也許是因為他手心的溫度,羅暄跳得劇烈的心臟,也在慢慢地平靜下來。他擋在她的身前,彷彿就把她擋在了危險之外。
幾個漂亮的勾拳和飛踢,匪徒手上的利器掉落在地,可不知道什麼時候,巷子裡的人越來越多,沈仲威的動作也越來越吃力。
如果沒有身後的她,他完全可以全身而退。
可是,他到這裡來的目的,就是帶走她。
一柄匕首泛著森冷的寒光往沈仲威的後心扎去!他沒有發現這身後的危險,可她卻看到了。
已經來不及出聲提醒他小心注意了。
剎那間,嫣紅的血濺上了她純白的襯衫。
匕首,深深地插進她的手腕。
滴落在地上的血跡如同落櫻一般驚心動魄,她吃痛的抽氣聲讓他的心驟然緊縮。帶著憤怒的拳頭一下一下地擊向匪徒,直到把他打得面目全非。

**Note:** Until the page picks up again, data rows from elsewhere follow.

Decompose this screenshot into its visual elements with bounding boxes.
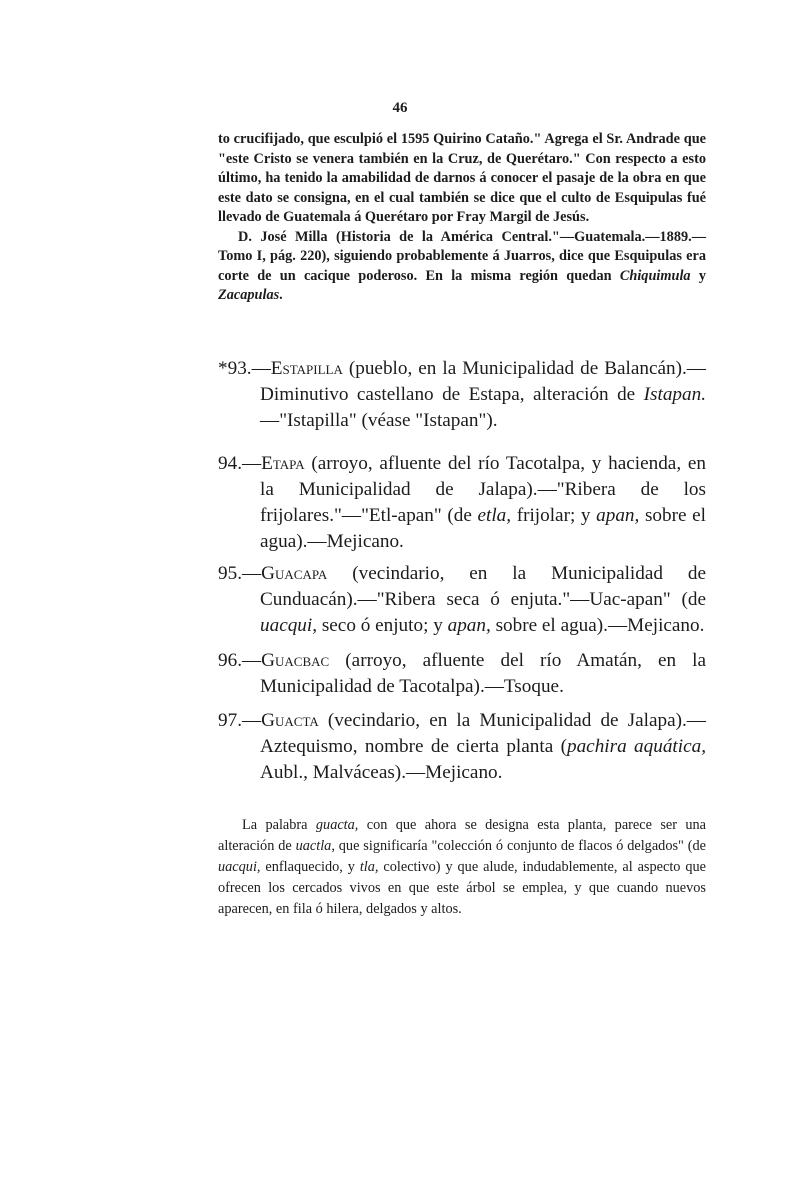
milla-text: D. José Milla (Historia de la América Central."—Guatemala.—1889.—Tomo I, pág. 220), siguiendo probablemente á Juarros, dice que Esquipulas era corte de un cacique poderoso. En la misma región quedan <box>218 228 706 284</box>
footnote-paragraph <box>218 815 706 920</box>
note-italic: guacta, <box>315 817 359 833</box>
continuation-paragraph: to crucifijado, que esculpió el 1595 Quirino Cataño." Agrega el Sr. Andrade que "este Cristo se venera también en la Cruz, de Querétaro." Con respecto a esto último, ha tenido la amabilidad de darnos á conocer el pasaje de la obra en que este dato se consigna, en el cual también se dice que el culto de Esquipulas fué llevado de Guatemala á Querétaro por Fray Margil de Jesús. <box>218 131 706 225</box>
entry-94 <box>218 451 706 555</box>
note-text: colectivo) y que alude, indudablemente, al aspecto que ofrecen los cercados vivos en que este árbol se emplea, y que cuando nuevos aparecen, en fila ó hilera, delgados y altos. <box>218 859 707 917</box>
entry-text: (vecindario, en la Municipalidad de Jalapa).—Aztequismo, nombre de cierta planta ( <box>260 710 706 757</box>
entry-text: seco ó enjuto; y <box>317 615 448 636</box>
entry-italic: etla, <box>477 505 512 526</box>
entry-text: (vecindario, en la Municipalidad de Cunduacán).—"Ribera seca ó enjuta."—Uac-apan" (de <box>260 563 706 610</box>
entry-number: 97.— <box>218 710 262 731</box>
entry-97 <box>218 708 706 786</box>
place-chiquimula: Chiquimula <box>619 267 691 284</box>
entry-italic: pachira aquática, <box>566 736 706 757</box>
page-number: 46 <box>392 100 408 116</box>
entry-headword: Guacbac <box>261 650 330 671</box>
note-text: con que ahora se designa esta planta, parece ser una alteración de <box>218 817 707 854</box>
entry-text: sobre el agua).—Mejicano. <box>490 615 705 636</box>
entry-93 <box>218 356 706 434</box>
entry-number: *93.— <box>218 358 271 379</box>
note-text: La palabra <box>242 817 316 833</box>
milla-paragraph <box>218 228 706 306</box>
milla-text-end: . <box>279 287 283 303</box>
entry-number: 94.— <box>218 453 262 474</box>
entry-text: (arroyo, afluente del río Tacotalpa, y hacienda, en la Municipalidad de Jalapa).—"Ribera de los frijolares."—"Etl-apan" (de <box>260 453 706 526</box>
footnote <box>218 815 706 920</box>
note-italic: tla, <box>359 859 379 875</box>
entry-text: frijolar; y <box>511 505 597 526</box>
entry-italic: uacqui, <box>260 615 318 636</box>
note-text: enflaquecido, y <box>260 859 360 875</box>
entry-text: —"Istapilla" (véase "Istapan"). <box>260 410 498 431</box>
note-italic: uacqui, <box>218 859 261 875</box>
entry-headword: Estapilla <box>270 358 343 379</box>
milla-text-join: y <box>690 267 706 284</box>
note-italic: uactla, <box>295 838 335 854</box>
entry-headword: Guacapa <box>261 563 328 584</box>
entry-text: (pueblo, en la Municipalidad de Balancán).—Diminutivo castellano de Estapa, alteración de <box>260 358 706 405</box>
entry-96 <box>218 648 706 700</box>
entry-italic: apan, <box>447 615 491 636</box>
entry-italic: apan, <box>596 505 640 526</box>
entry-headword: Guacta <box>261 710 319 731</box>
entry-headword: Etapa <box>261 453 305 474</box>
entry-text: Aubl., Malváceas).—Mejicano. <box>260 762 503 783</box>
entry-number: 95.— <box>218 563 262 584</box>
entry-text: (arroyo, afluente del río Amatán, en la Municipalidad de Tacotalpa).—Tsoque. <box>260 650 706 697</box>
entry-text: sobre el agua).—Mejicano. <box>260 505 706 552</box>
continuation-notes <box>218 130 706 306</box>
place-zacapulas: Zacapulas <box>218 287 280 303</box>
note-text: que significaría "colección ó conjunto de flacos ó delgados" (de <box>334 838 706 854</box>
entry-italic: Istapan. <box>643 384 706 405</box>
entry-95 <box>218 561 706 639</box>
entry-number: 96.— <box>218 650 262 671</box>
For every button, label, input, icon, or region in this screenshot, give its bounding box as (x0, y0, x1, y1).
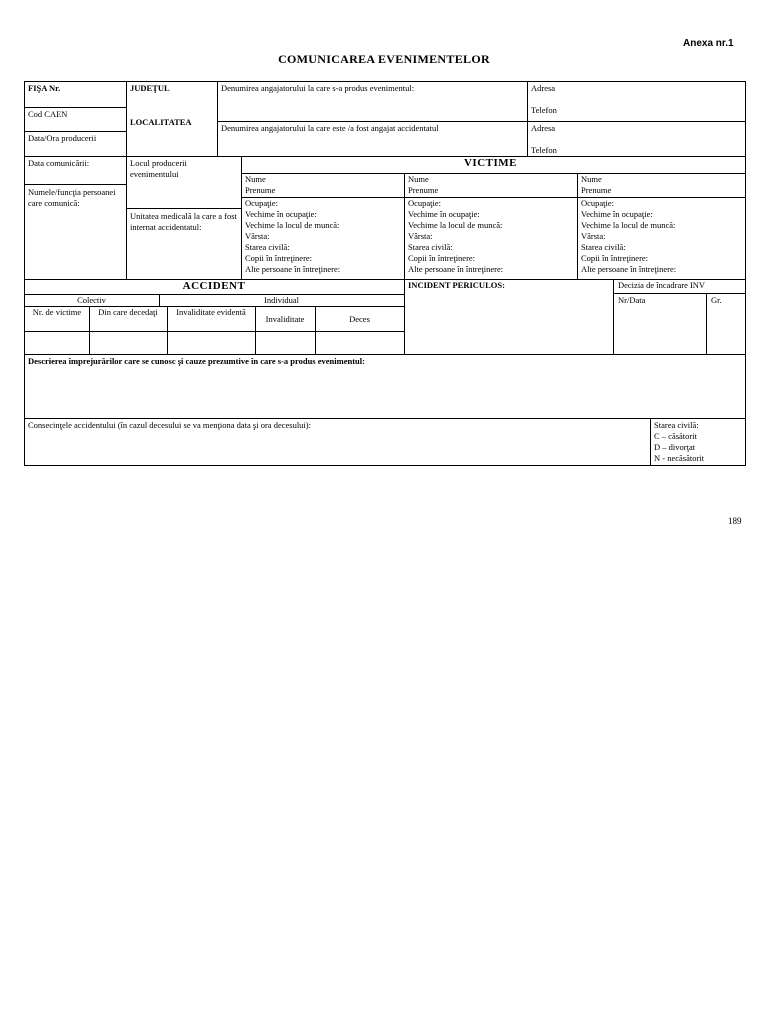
field-starea-civila: Starea civilă: (408, 242, 453, 252)
nr-victime-label: Nr. de victime (32, 307, 82, 317)
invaliditate-label: Invaliditate (265, 314, 305, 324)
victime-header: VICTIME (463, 157, 517, 169)
field-ocupatie: Ocupaţie: (581, 198, 615, 208)
starea-civila-d: D – divorţat (654, 442, 696, 452)
din-care-decedati-label: Din care decedaţi (98, 307, 158, 317)
field-ocupatie: Ocupaţie: (245, 198, 279, 208)
field-alte-persoane: Alte persoane în întreţinere: (581, 264, 677, 274)
victim-nume-label: Nume (408, 174, 429, 184)
employer1-label: Denumirea angajatorului la care s-a produs evenimentul: (221, 83, 415, 93)
employer2-label: Denumirea angajatorului la care este /a fost angajat accidentatul (221, 123, 439, 133)
locul-producerii-label: Locul producerii evenimentului (130, 158, 187, 179)
nume-functia-label: Numele/funcţia persoanei care comunică: (28, 187, 116, 208)
unitatea-medicala-label: Unitatea medicală la care a fost internat accidentatul: (130, 211, 237, 232)
victim-nume-label: Nume (581, 174, 602, 184)
data-ora-label: Data/Ora producerii (28, 133, 97, 143)
field-varsta: Vârsta: (408, 231, 433, 241)
field-copii: Copii în întreţinere: (245, 253, 313, 263)
descriere-label: Descrierea împrejurărilor care se cunosc şi cauze prezumtive în care s-a produs evenimentul: (28, 356, 365, 366)
starea-civila-n: N - necăsătorit (654, 453, 705, 463)
victim-fields (245, 198, 340, 275)
gr-label: Gr. (711, 295, 722, 305)
deces-label: Deces (349, 314, 370, 324)
field-copii: Copii în întreţinere: (581, 253, 649, 263)
starea-civila-c: C – căsătorit (654, 431, 697, 441)
page-number: 189 (728, 516, 742, 526)
field-vechime-loc: Vechime la locul de muncă: (581, 220, 676, 230)
field-varsta: Vârsta: (581, 231, 606, 241)
field-vechime-ocupatie: Vechime în ocupaţie: (581, 209, 653, 219)
data-comunicarii-label: Data comunicării: (28, 158, 90, 168)
accident-header: ACCIDENT (182, 280, 246, 292)
telefon1-label: Telefon (531, 105, 557, 115)
consecinte-label: Consecinţele accidentului (în cazul decesului se va menţiona data şi ora decesului): (28, 420, 311, 430)
victim-prenume-label: Prenume (408, 185, 439, 195)
nr-data-label: Nr/Data (618, 295, 646, 305)
localitatea-label: LOCALITATEA (130, 117, 192, 127)
annex-label: Anexa nr.1 (683, 38, 734, 49)
victim-prenume-label: Prenume (581, 185, 612, 195)
form-title: COMUNICAREA EVENIMENTELOR (278, 52, 490, 66)
incident-periculos-label: INCIDENT PERICULOS: (408, 280, 505, 290)
adresa1-label: Adresa (531, 83, 556, 93)
field-starea-civila: Starea civilă: (245, 242, 290, 252)
telefon2-label: Telefon (531, 145, 557, 155)
field-starea-civila: Starea civilă: (581, 242, 626, 252)
fisa-nr-label: FIŞA Nr. (28, 83, 61, 93)
victim-nume-label: Nume (245, 174, 266, 184)
cod-caen-label: Cod CAEN (28, 109, 68, 119)
field-varsta: Vârsta: (245, 231, 270, 241)
victim-fields (408, 198, 503, 275)
victim-fields (581, 198, 676, 275)
field-vechime-loc: Vechime la locul de muncă: (245, 220, 340, 230)
field-vechime-ocupatie: Vechime în ocupaţie: (245, 209, 317, 219)
starea-civila-legend (654, 420, 704, 464)
field-alte-persoane: Alte persoane în întreţinere: (408, 264, 504, 274)
field-alte-persoane: Alte persoane în întreţinere: (245, 264, 341, 274)
field-vechime-loc: Vechime la locul de muncă: (408, 220, 503, 230)
starea-civila-title: Starea civilă: (654, 420, 699, 430)
field-vechime-ocupatie: Vechime în ocupaţie: (408, 209, 480, 219)
victim-prenume-label: Prenume (245, 185, 276, 195)
adresa2-label: Adresa (531, 123, 556, 133)
decizia-label: Decizia de încadrare INV (618, 280, 706, 290)
judetul-label: JUDEŢUL (130, 83, 170, 93)
colectiv-label: Colectiv (77, 295, 106, 305)
field-ocupatie: Ocupaţie: (408, 198, 442, 208)
invaliditate-evidenta-label: Invaliditate evidentă (176, 307, 246, 317)
field-copii: Copii în întreţinere: (408, 253, 476, 263)
individual-label: Individual (264, 295, 299, 305)
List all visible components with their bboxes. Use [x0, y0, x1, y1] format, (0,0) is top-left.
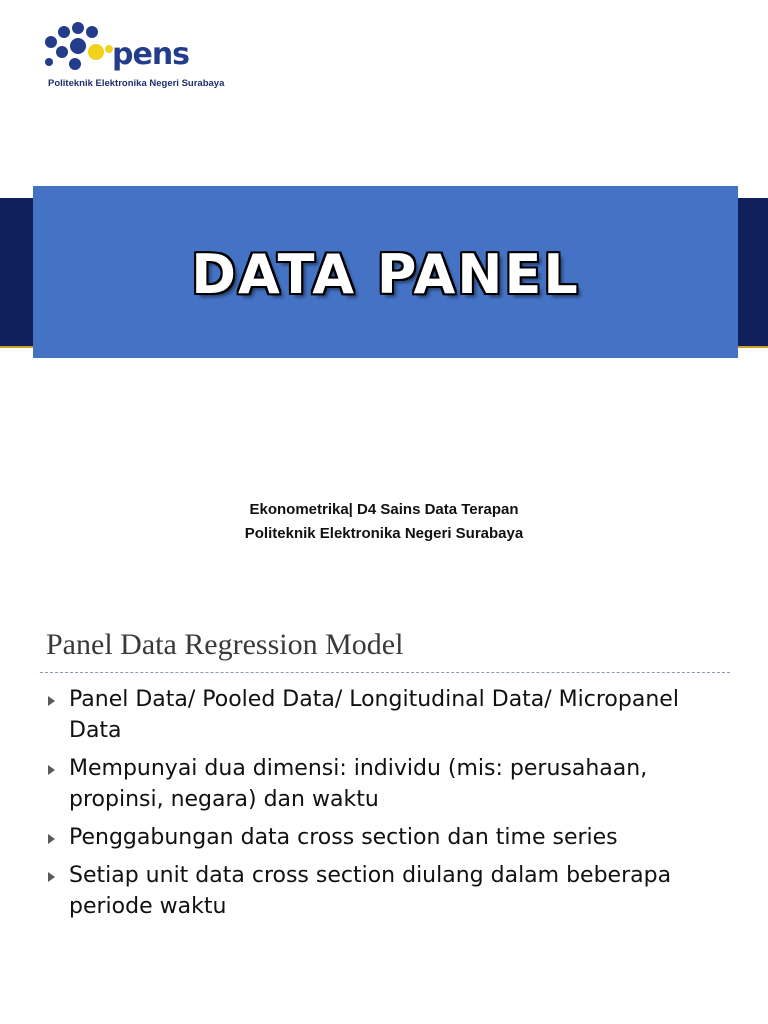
bullet-item — [46, 822, 726, 853]
section-title: Panel Data Regression Model — [46, 628, 404, 661]
bullet-text: Mempunyai dua dimensi: individu (mis: perusahaan, propinsi, negara) dan waktu — [69, 756, 648, 812]
pens-logo — [42, 22, 225, 92]
title-banner — [33, 186, 738, 358]
bullet-item — [46, 860, 726, 922]
triangle-right-icon — [48, 696, 55, 706]
bullet-item — [46, 684, 726, 746]
logo-subtitle: Politeknik Elektronika Negeri Surabaya — [48, 78, 225, 89]
course-subtitle-line2: Politeknik Elektronika Negeri Surabaya — [244, 525, 524, 542]
pens-logo-icon — [42, 22, 114, 72]
logo-wordmark: pens — [112, 37, 190, 72]
triangle-right-icon — [48, 872, 55, 882]
section-divider — [40, 672, 730, 673]
bullet-text: Penggabungan data cross section dan time series — [69, 825, 618, 850]
bullet-list — [46, 684, 726, 929]
bullet-text: Setiap unit data cross section diulang dalam beberapa periode waktu — [69, 863, 672, 919]
course-subtitle-line1: Ekonometrika| D4 Sains Data Terapan — [249, 501, 519, 518]
bullet-text: Panel Data/ Pooled Data/ Longitudinal Data/ Micropanel Data — [69, 687, 679, 743]
page-title: DATA PANEL — [191, 242, 580, 306]
bullet-item — [46, 753, 726, 815]
triangle-right-icon — [48, 765, 55, 775]
course-subtitle — [0, 498, 768, 546]
triangle-right-icon — [48, 834, 55, 844]
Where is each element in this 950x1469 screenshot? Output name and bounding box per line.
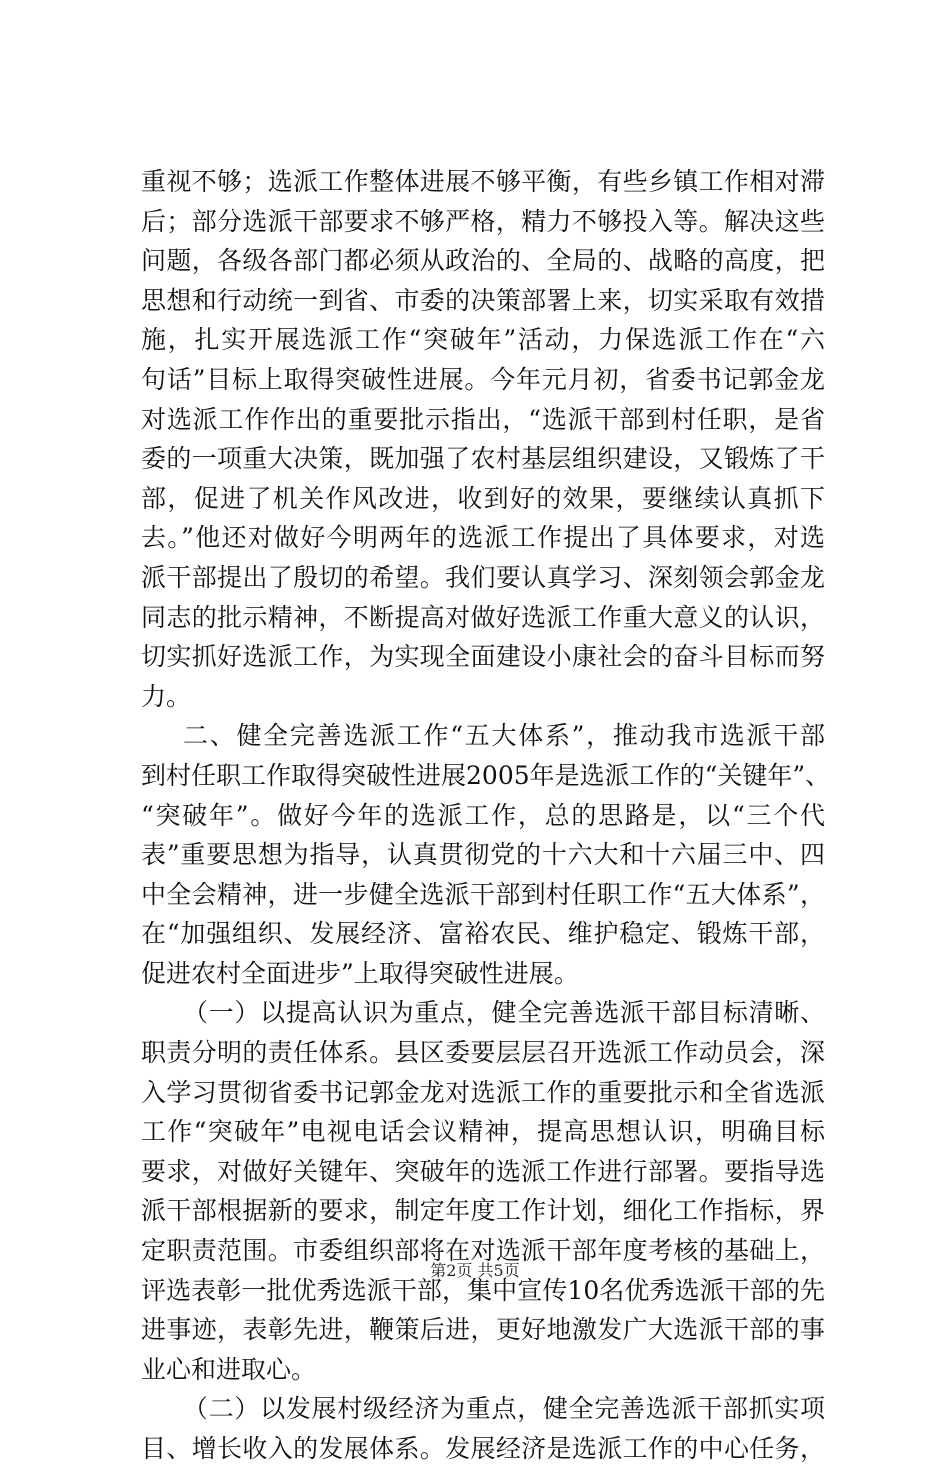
text-line: 表”重要思想为指导，认真贯彻党的十六大和十六届三中、四	[141, 840, 825, 870]
text-line: 重视不够；选派工作整体进展不够平衡，有些乡镇工作相对滞	[141, 167, 825, 196]
text-line: 到村任职工作取得突破性进展2005年是选派工作的“关键年”、	[141, 760, 831, 790]
text-line: 评选表彰一批优秀选派干部，集中宣传10名优秀选派干部的先	[141, 1275, 825, 1305]
text-line: 去。”他还对做好今明两年的选派工作提出了具体要求，对选	[141, 523, 825, 553]
text-line: 问题，各级各部门都必须从政治的、全局的、战略的高度，把	[141, 246, 825, 276]
subsection-heading: （一）以提高认识为重点，健全完善选派干部目标清晰、	[183, 998, 825, 1028]
text-line: 职责分明的责任体系。县区委要层层召开选派工作动员会，深	[141, 1038, 825, 1068]
text-line: 要求，对做好关键年、突破年的选派工作进行部署。要指导选	[141, 1156, 825, 1186]
section-heading: 二、健全完善选派工作“五大体系”，推动我市选派干部	[183, 721, 825, 751]
text-line: 对选派工作作出的重要批示指出，“选派干部到村任职，是省	[141, 404, 825, 434]
text-line: 同志的批示精神，不断提高对做好选派工作重大意义的认识，	[141, 602, 825, 632]
text-line: 在“加强组织、发展经济、富裕农民、维护稳定、锻炼干部，	[141, 919, 825, 949]
text-line: 入学习贯彻省委书记郭金龙对选派工作的重要批示和全省选派	[141, 1077, 825, 1107]
subsection-heading: （二）以发展村级经济为重点，健全完善选派干部抓实项	[183, 1394, 825, 1424]
page-footer	[0, 1261, 950, 1281]
text-line: 目、增长收入的发展体系。发展经济是选派工作的中心任务，	[141, 1434, 825, 1463]
text-line: 思想和行动统一到省、市委的决策部署上来，切实采取有效措	[141, 285, 825, 315]
text-line: 派干部根据新的要求，制定年度工作计划，细化工作指标，界	[141, 1196, 825, 1226]
text-line: “突破年”。做好今年的选派工作，总的思路是，以“三个代	[141, 800, 825, 830]
text-line: 定职责范围。市委组织部将在对选派干部年度考核的基础上，	[141, 1236, 825, 1266]
text-line: 中全会精神，进一步健全选派干部到村任职工作“五大体系”，	[141, 879, 825, 909]
text-line: 句话”目标上取得突破性进展。今年元月初，省委书记郭金龙	[141, 364, 825, 394]
text-line: 进事迹，表彰先进，鞭策后进，更好地激发广大选派干部的事	[141, 1315, 825, 1345]
text-line: 业心和进取心。	[141, 1354, 317, 1384]
text-line: 部，促进了机关作风改进，收到好的效果，要继续认真抓下	[141, 483, 825, 513]
text-line: 切实抓好选派工作，为实现全面建设小康社会的奋斗目标而努	[141, 642, 825, 672]
text-line: 力。	[141, 681, 192, 711]
text-line: 委的一项重大决策，既加强了农村基层组织建设，又锻炼了干	[141, 444, 825, 474]
text-line: 后；部分选派干部要求不够严格，精力不够投入等。解决这些	[141, 206, 825, 236]
text-line: 工作“突破年”电视电话会议精神，提高思想认识，明确目标	[141, 1117, 825, 1147]
page-number: 第2页 共5页	[430, 1261, 520, 1280]
text-line: 施，扎实开展选派工作“突破年”活动，力保选派工作在“六	[141, 325, 825, 355]
text-line: 派干部提出了殷切的希望。我们要认真学习、深刻领会郭金龙	[141, 562, 825, 592]
text-line: 促进农村全面进步”上取得突破性进展。	[141, 958, 579, 988]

不知道有多少根亂棍打在他的背上,不知道為她抵擋下了多少的攻擊,意識彷彿要漸漸地離開他的身體,他所有的痛卻只來源於她那滴著鮮血的手腕。
那白皙柔軟的手腕。
那只用來畫畫的手啊!
一陣凌亂的腳步聲在他的耳邊響起,勉強站直了身子,他模糊的視線看到一隊警察衝進了這個巷子,利落的身手很快將所有的匪徒們制服,一個個地壓上警車。
那是上官燁帶來的警察。
踉蹌地向前邁了一步,還沒能適應這突如其來的變故,他的雙手便被人反剪到了身後。
沒有多餘的力氣解釋了。
沈仲威被警察壓上了警車。他看見羅暄倒在上官燁的懷抱中,刺目的鮮血順著她纖白的手指,一滴一滴地往下落著。
她的嘴唇因為失血太多而白得如同庭院裡悄悄綻放的白色百合花。
「羅暄!羅暄!振作一點!」上官燁輕輕地搖著她,「我們馬上送你去醫院!你不要睡著!你醒過來,跟我講話!快點!」
意識消失之前,她,接觸到了沈仲威的目光。
不要擔心。
羅暄的唇角微微地上揚。
閉上眼睛,她的表情定格在了這朵淡淡的微笑上。
如此地令人心疼。
***
「為什麼不進去?」
病房外,沈仲威靠牆站著,長而凌亂的頭髮流露出些許頹廢的氣息。
上官燁提著一袋水果站在他的面前。
因為上官燁的解釋,沈仲威被警察局提前釋放出來。這些天,他都沒有去過醫院,只是透過別人打聽到,羅暄的情況,好像不太樂觀。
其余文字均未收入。